Important current limitation:
- Replay exists as an in-process publisher method.
- There is currently no external ZMQ replay-request handler for downstream clients to call directly.
So operationally, reconnect handling is currently:
- Detect gap by sequence numbers.
- Recover from available audit/statistics artifacts.
- Re-establish live stream and continue from new high-water mark.
Exercise 1: Subscribe and Print Sequence Numbers¶
Run a minimal drop-copy subscriber:
python - <<'PY'
import json
import zmq
ctx = zmq.Context()
sock = ctx.socket(zmq.SUB)
sock.connect("tcp://127.0.0.1:5557")
sock.subscribe(b"drop_copy.event.")
print("listening on drop_copy.event.*")
for _ in range(10):
topic, payload = sock.recv_multipart()
msg = json.loads(payload)
print(topic.decode(), "seq=", msg.get("seq"), "symbol=", msg.get("symbol"))
PY
Generate a few trades from gateways while this runs.
Checkpoint: you can observe increasing seq values on live drop-copy events.
Exercise 2: Detect a Synthetic Gap¶
Use a subscriber with simple gap detection:
python - <<'PY'
import json
import zmq
last = None
ctx = zmq.Context()
sock = ctx.socket(zmq.SUB)
sock.connect("tcp://127.0.0.1:5557")
sock.subscribe(b"drop_copy.event.")
print("watching for sequence gaps")
for _ in range(30):
topic, payload = sock.recv_multipart()
msg = json.loads(payload)
seq = msg.get("seq")
if last is not None and seq is not None and seq != last + 1:
print(f"GAP detected: expected {last + 1}, got {seq}")
last = seq
PY
Interrupt/restart the subscriber while trades are flowing to simulate missed events.
Checkpoint: you can explain how consumer-side gap detection works.
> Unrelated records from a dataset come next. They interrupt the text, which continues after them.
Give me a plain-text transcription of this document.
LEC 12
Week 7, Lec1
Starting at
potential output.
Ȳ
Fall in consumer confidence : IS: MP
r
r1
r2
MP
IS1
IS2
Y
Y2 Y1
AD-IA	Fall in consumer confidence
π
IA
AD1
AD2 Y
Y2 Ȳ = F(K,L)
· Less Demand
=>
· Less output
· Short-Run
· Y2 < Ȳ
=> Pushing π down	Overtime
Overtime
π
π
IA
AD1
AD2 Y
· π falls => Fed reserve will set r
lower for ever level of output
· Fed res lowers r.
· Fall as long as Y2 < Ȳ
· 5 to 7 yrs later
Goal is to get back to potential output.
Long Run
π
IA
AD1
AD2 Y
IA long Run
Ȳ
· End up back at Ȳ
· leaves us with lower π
Exercise 3: Validate Current Replay Constraint¶
Confirm current behavior from docs:
- Review replay section in Drop Copy.
- Note that replay is in-process and there is no external replay-request handler wired into the engine loop.
Operational implication:
- Downstream clients cannot request historical replay over ZMQ yet.
Current workaround vs. a future replay API
Today: if a subscriber detects a sequence gap, it must reconstruct
lost events itself — cross-referencing pm-audit's append-only log and
pm-stats-cli trade history (Exercise 4), because there is no message it
can send back to the engine asking "resend events N through M".
If/when an external replay-request handler is added: a subscriber
would instead publish a request (e.g. on a drop_copy.replay.<recipient_id>
topic) naming the missing sequence range, and the engine would push just
those events back — removing the need to reconstruct history from audit
logs and stats queries. The recovery workflow in Exercise 4 is the
practical stand-in for that capability until it exists; the underlying
goal (resume with no lost events) is the same either way, only the
mechanism differs.
Checkpoint: you can state the exact replay limitation and its impact on downstream consumers.
Exercise 4: Recovery Workflow with Audit + Stats¶
When a gap is detected, run a practical recovery checklist:
- Use
pm-audit --terminal --log-file ...to keep an append-only event trail. - Use
pm-stats-cli trades --symbol <sym>for post-gap trade verification. - Reconnect subscriber and continue from latest observed sequence.
Example verification commands:
Checkpoint: you can recover operational confidence after a subscriber interruption even without external replay requests.
Exercise 5: Design a Consumer Gap Policy¶
Write a short policy for your drop-copy consumer:
- Gap detection rule (strictly sequential or tolerance window).
- Duplicate handling rule (ignore already-processed sequence IDs).
- Recovery source order (audit log first, stats snapshot second, then live stream).
- Alerting threshold (for example, gap size > N triggers operator page).
Checkpoint: your policy defines deterministic behavior for normal, degraded, and recovery modes.
Summary¶
You now understand practical drop-copy reliability operations in EduMatcher:
- How to detect stream loss using
seq. - Why external replay is currently limited.
- How to run a safe recovery pattern using available tooling.
Reflection¶
Why does the drop-copy feed number every event with a monotonic seq
instead of relying on subscribers to just count messages received? What
silent failure mode would go undetected if seq didn't exist and a
subscriber's socket briefly dropped messages?